Par Othmane WARDI *
Depuis plusieurs mois, la scène politique marocaine semble s’enliser dans une dynamique où le pouvoir et la gouvernance vacillent sous le poids d’une nécropolitique, où les mécanismes de contrôle et d’exclusion sociale se multiplient, intensifiant les inégalités et l’injustice, comme si la survie des masses n’était plus qu’une simple variable d’ajustement dans un système politique dévoyé, où l’urgence du pouvoir se mesure non pas à l’amélioration des conditions de vie, mais à la perpétuation de l’ordre établi, quoi qu’il en coûte. Entre la crise économique persistante et l’opacité des partis politiques gouvernants, une question s’impose : qui contrôle vraiment la trajectoire du Maroc ?
La coalition tripartite actuelle, composée du Rassemblement national des indépendants (RNI), du Parti authenticité et modernité (PAM) et du Parti de l’Istiqlal (PI), peine à convaincre. Les promesses électorales de réforme et de justice sociale semblent s’évaporer face à une réalité marquée par l’immobilisme, la censure et la déconnexion des élites. Le Chef du gouvernement Aziz Akhannouch, souvent critiqué pour son profil d’homme d’affaires avant tout, symbolise cette alliance controversée entre l’argent et le pouvoir. Une situation que certains qualifient de modernité fragilisée, où la biopolitique cède progressivement la place à un thanatopouvoir pernicieux. Cette dynamique est également exacerbée par l’approche idiosyncrasique de l’homme (a)politique, dont les choix et décisions semblent davantage animés par des logiques de la déraison que par un véritable projet collectif.

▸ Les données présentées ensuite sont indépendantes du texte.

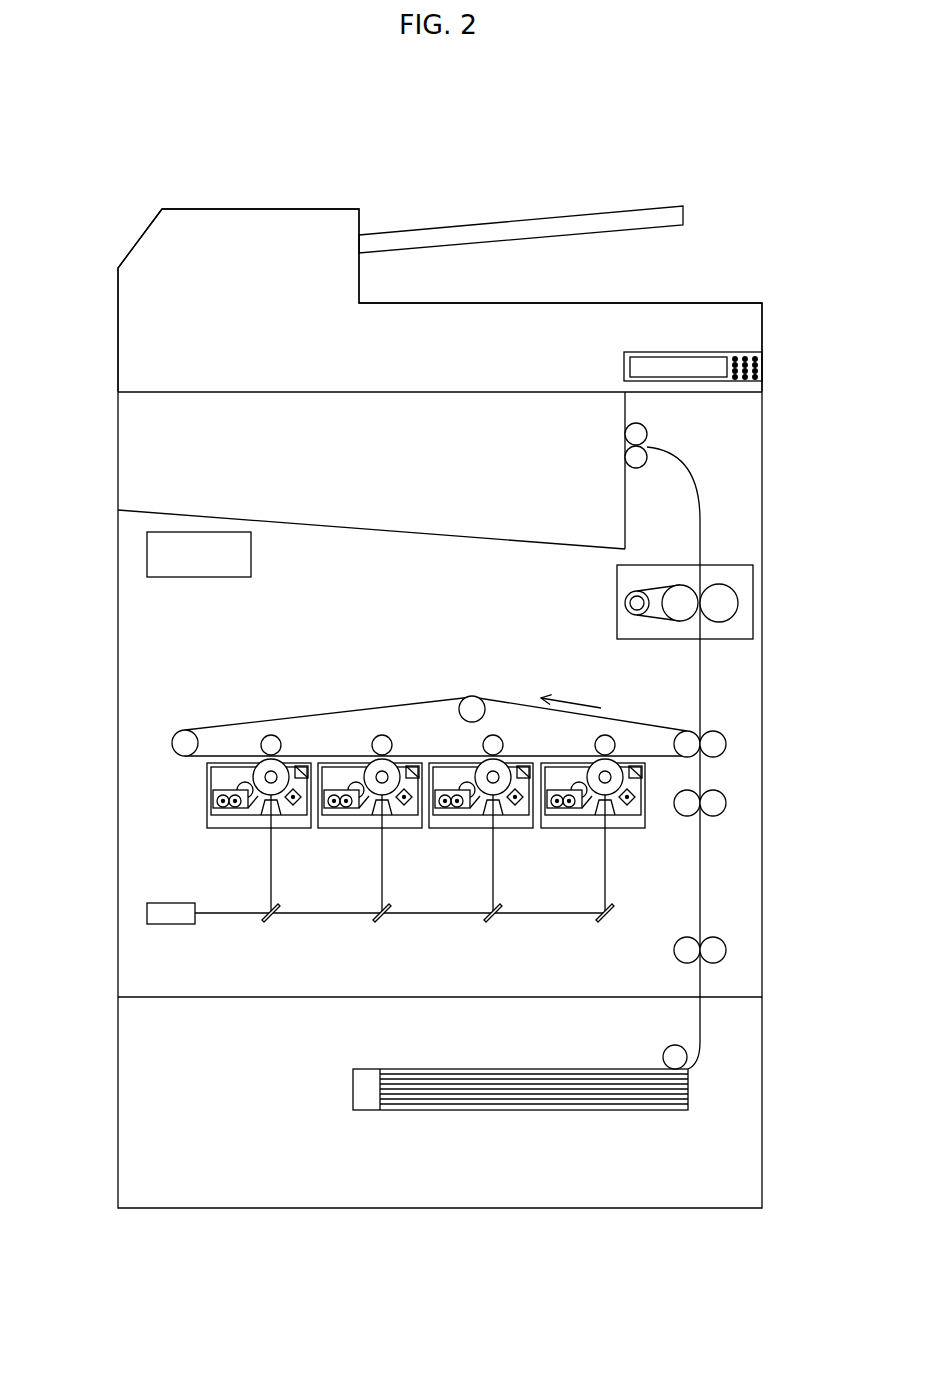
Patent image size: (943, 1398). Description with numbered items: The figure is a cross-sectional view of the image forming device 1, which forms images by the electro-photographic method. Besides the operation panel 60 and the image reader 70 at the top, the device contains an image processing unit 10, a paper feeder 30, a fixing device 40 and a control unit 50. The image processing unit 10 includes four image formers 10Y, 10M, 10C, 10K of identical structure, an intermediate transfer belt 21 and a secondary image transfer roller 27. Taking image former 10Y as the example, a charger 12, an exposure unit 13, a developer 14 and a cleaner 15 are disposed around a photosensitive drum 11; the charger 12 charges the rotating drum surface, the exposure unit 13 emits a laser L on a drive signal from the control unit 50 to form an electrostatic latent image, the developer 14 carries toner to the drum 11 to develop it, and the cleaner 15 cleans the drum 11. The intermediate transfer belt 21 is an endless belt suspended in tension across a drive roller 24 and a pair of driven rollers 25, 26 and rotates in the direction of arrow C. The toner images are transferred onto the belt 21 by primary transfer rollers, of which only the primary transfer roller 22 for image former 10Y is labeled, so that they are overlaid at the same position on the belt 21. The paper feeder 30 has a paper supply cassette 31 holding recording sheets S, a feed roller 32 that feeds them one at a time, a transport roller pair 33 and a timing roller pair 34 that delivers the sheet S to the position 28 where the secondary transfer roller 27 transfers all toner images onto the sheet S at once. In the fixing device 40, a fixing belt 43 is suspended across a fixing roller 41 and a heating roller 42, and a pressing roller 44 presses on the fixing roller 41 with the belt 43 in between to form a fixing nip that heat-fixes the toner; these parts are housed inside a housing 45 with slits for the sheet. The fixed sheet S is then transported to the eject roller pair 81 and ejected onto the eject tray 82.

The image forming device 1 is at (447, 156).
The image reader 70 is at (140, 345).
The operation panel 60 is at (708, 377).
The eject tray 82 is at (414, 516).
The eject roller pair 81 is at (648, 442).
The control unit 50 is at (147, 553).
The fixing device 40 is at (603, 613).
The fixing roller 41 is at (680, 590).
The heating roller 42 is at (631, 597).
The fixing belt 43 is at (658, 584).
The pressing roller 44 is at (719, 590).
The housing 45 is at (632, 640).
The intermediate transfer belt 21 is at (328, 714).
The primary transfer roller 22 is at (270, 740).
The drive roller 24 is at (686, 733).
The driven roller 25 is at (185, 740).
The driven roller 26 is at (473, 697).
The secondary image transfer roller 27 is at (714, 750).
The position where secondary transfer takes place 28 is at (710, 731).
The rotation direction arrow C is at (571, 690).
The image processing unit 10 is at (148, 808).
The image former 10Y is at (255, 842).
The image former 10M is at (366, 842).
The image former 10C is at (477, 842).
The image former 10K is at (589, 842).
The photosensitive drum 11 is at (259, 771).
The charger 12 is at (293, 813).
The exposure unit 13 is at (316, 928).
The developer 14 is at (210, 808).
The cleaner 15 is at (293, 769).
The laser L is at (280, 854).
The timing roller pair 34 is at (714, 809).
The transport roller pair 33 is at (713, 937).
The paper feeder 30 is at (146, 1085).
The paper supply cassette 31 is at (366, 1068).
The feed roller 32 is at (666, 1048).
The recording sheet S is at (413, 1077).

La tentation du contrôle « ou gouverner via le contrôle », une idée récemment mise en avant par Abdel-Ilah Benkiran, leader du Parti de la justice et du développement (PJD), bien que bon nombre de ses idées suscitent le désaccord, révèle une réalité qui met en lumière une rupture profonde dans le contrat social. Ce n’est pas seulement le peuple qui endure la pauvreté et la hausse des prix des matières premières ; c’est l’État de droit lui-même qui vacille, miné par l’inefficacité et l’absence de volonté politique. Pris entre le détournement des ressources publiques et l’accumulation du capital, l’exercice du pouvoir semble de plus en plus éloigné des préoccupations populaires.
Sous un vent de défaite, les Marocains se heurtent à une censure sévère et à des mécanismes de domination et de pouvoir autocratique déchaîné, tandis que créateurs de contenu et activistes sont réduits au silence, muselés par un système totalitaire en quête de contrôle absolu. Dans ce contexte, l’autorité disciplinaire, au cœur de ce système, articule des pratiques de contrôle, de surveillance et de punition qui ne se contentent pas de construire des sujets assujettis, mais produisent, de manière encore plus profonde, des normes constitutives du social. Ce système vise à redéfinir non seulement la gouvernance, mais aussi les valeurs et les pratiques qui sous-tendent la société, imposant une uniformité qui asphyxie la diversité des voix et des aspirations.
Abdellatif Ouahbi, ministre de la Justice et des Libertés, incarne quant à lui une ligne politique controversée. Ses déclarations polémiques et ses critiques à peine voilées contre les symboles de l’unité nationale alimentent une ambiance de tensions sociales et politiques. Les insultes publiques qu’il a proférées envers certains citoyens marocains révèlent une fracture entre les gouvernants et le peuple.
Cette impasse appelle une intervention corrective urgente. Sa Majesté le Roi Mohammed VI, Commandeur des croyants, est le garant de l’unité et de la stabilité du Royaume, pourrait s’imposer comme l’arbitre ultime dans une conjoncture où l’ambiguïté politique menace de faire dérailler le projet national. La dialectique de la corruption au Maroc s’oppose aux principes de la bonne gouvernance, qui se présente comme une nouvelle approche, vision et philosophie du développement adoptée par les institutions étatiques pour instaurer la responsabilité, la transparence, ainsi que l’efficacité et l’efficience. Des mesures telles que la responsabilisation effective des élus, la lutte résolue contre la corruption et la réforme des institutions politiques sont indispensables pour éviter une dérive irréversible.
Pour l’heure, la question reste ouverte : le Maroc peut-il sortir de cette crise de contrôle sans une remise en cause profonde des liens incestueux entre argent, pouvoir et politique ? L’avenir du Royaume, dans une modernité plus inclusive et transparente, dépendra largement de la volonté des élites de repenser leur rapport au peuple et à l’héritage national.